Wednesday, January 21, 2009

An Epic Win for Freedom

We understand that the government has always had eminent domain powers. In very limited circumstances, they can confiscate private property for public use. The stupid American people thought public use meant roads, hospitals, etc. Not so. A town in Connecticut decided that the increased tax revenue from, say, a shiny new 5-star hotel, constitutes public use. It seized the land of dozens of homeowners--who had refused to sell their land to the hotel developer--and gave it to the hotel.
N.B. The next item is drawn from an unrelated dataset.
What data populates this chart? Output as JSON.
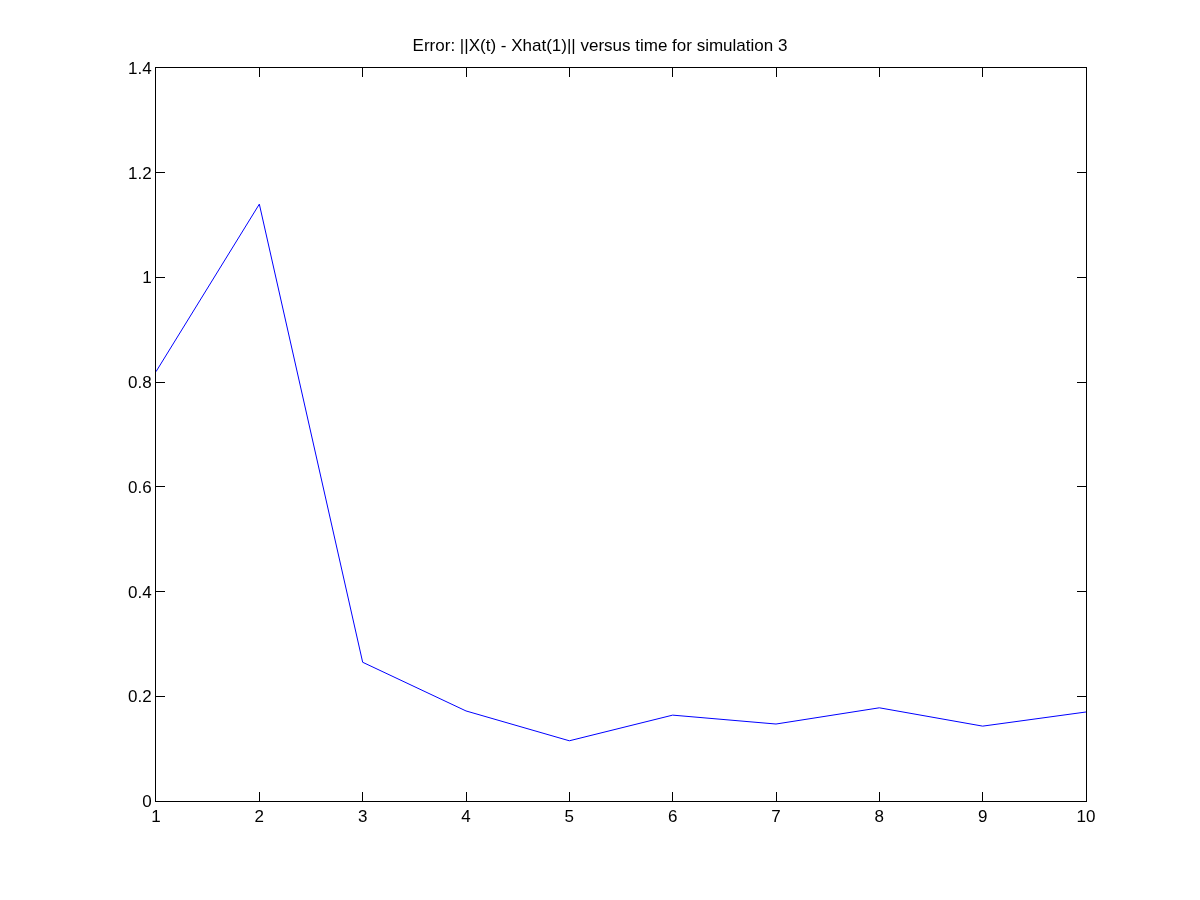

The citizens didn't like that very much, so they took the town to court. Eventually they made it to the Supreme Kangaroo Court, which ruled 5-4 in favor of allowing the town to continue.

So not only can the government seize your land when an important road needs to be built, it can seize your land whenever some developer wants to build there and you don't want to move.
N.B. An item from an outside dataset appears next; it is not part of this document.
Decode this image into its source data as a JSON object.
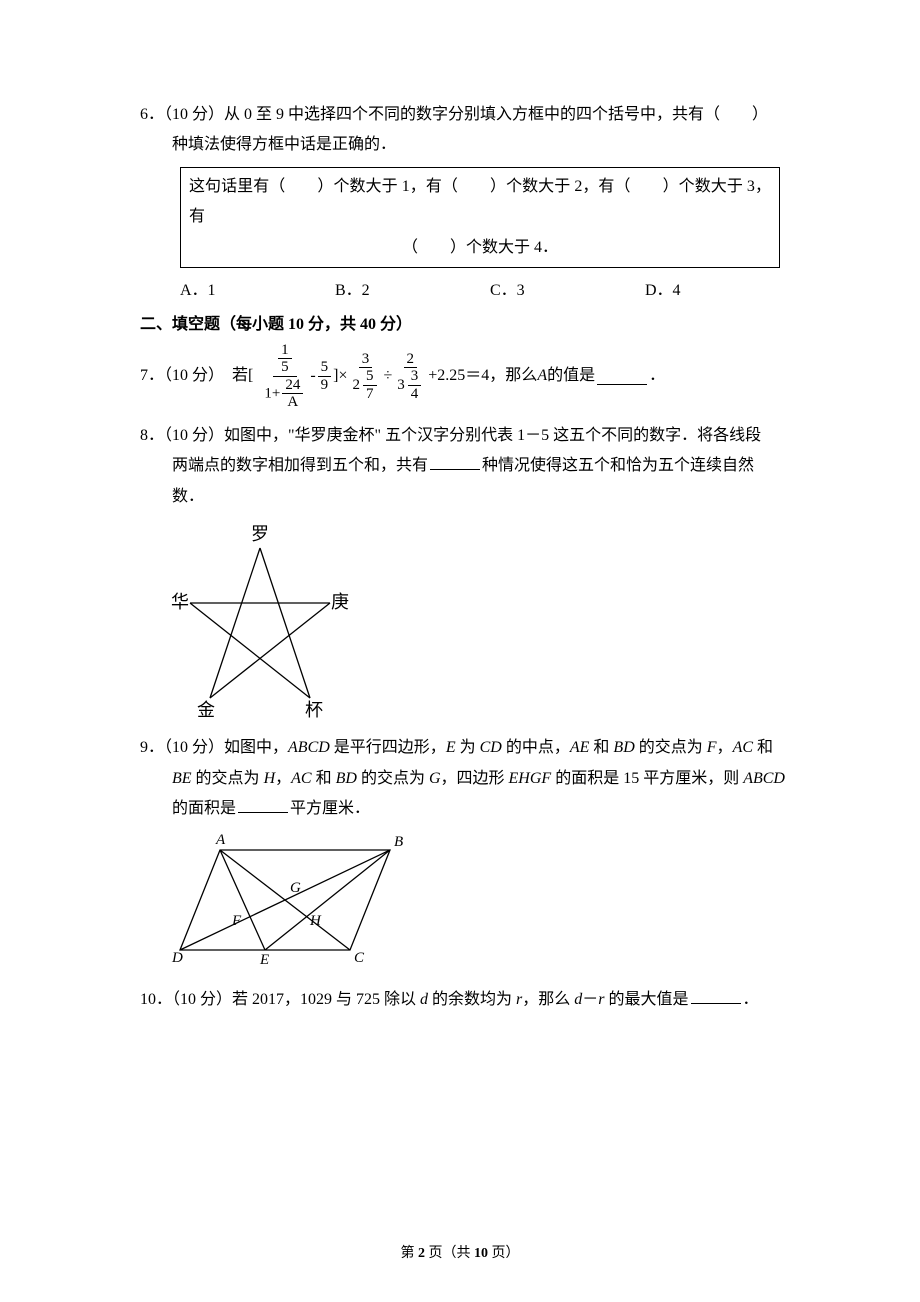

Where's the win? Several months after the ruling was passed, Logan Darrow Clemens, a businessman from California, filed a petition to build a hotel on the property of Supreme Court Justice David Souter, who ruled in favor of the government. He's planning on calling it Lost Liberty Hotel, with the Just Desserts Cafe and a museum dedicated to the erosion of freedom and expansion of federal power. That's a freaking American hero right there. The government starts eroding your rights, you use their own harmful laws to spit in their face. And it's a win-win situation. Either the hotel goes through, in which case he's made his statement; or it doesn't, and he's got an equal-protection appeal. Absolutely genius.